Huggingface models can be quite large and require a lot of computational resources to train and run, which can be challenging for users who want to run these models on their local machines or in cloud-based environments.

One solution to this problem is to use caching, which involves storing precomputed values so that they can be reused later without having to be recalculated.

In the context of Hugging Face and transformer models, caching involves storing intermediate values that are generated during the processing of text data using a transformer model. These values can include things like - the output of attention mechanisms - embeddings - other intermediate representations of the input text

By caching these values, subsequent computations on the same text data can be much faster because the intermediate values can be reused instead of having to be recalculated from scratch.

This can greatly speed up the processing of large amounts of text data and make it possible to use transformer models in a wider range of applications.

More information can be found here and here

Managing Cache Directory

Practically speaking, there are three important cache environment variables that play a big role in training transformer models.
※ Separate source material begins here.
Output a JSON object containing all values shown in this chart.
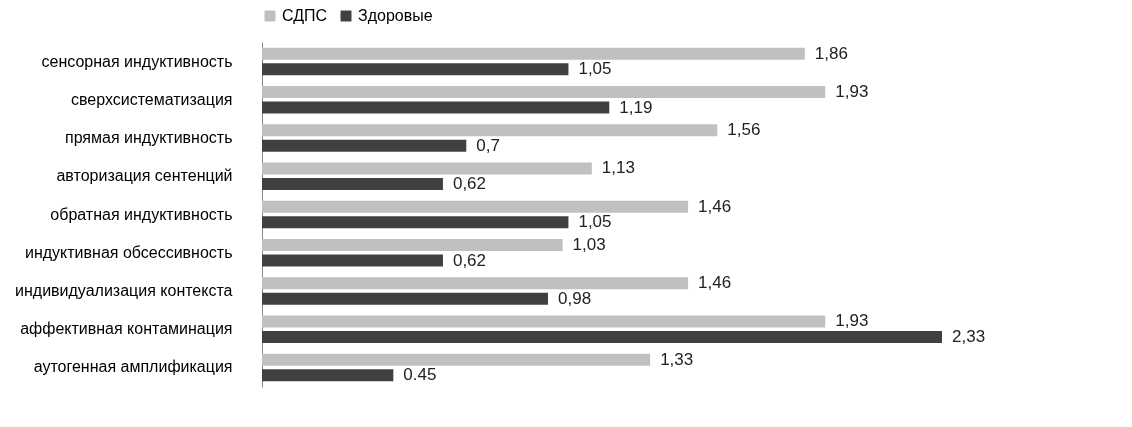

  • HUGGINGFACE_HUB_CACHE: Sets the path where Hugging Face will store models (the model weights and parameters) that have been downloaded from the Hugging Face Model Hub. By default, models are stored in the user’s home directory. If using a cloud computing environment, this can instead point to a larger folder location.
  • TRANSFORMERS_CACHE: Sets the path where Hugging Face will store cached data for the transformer models (e.g. tokenizer vocabulary files and precomputed representations of input text).
  • PIP_CACHE_DIR: Sets the path where pip (the Python package installer) will store downloaded packages.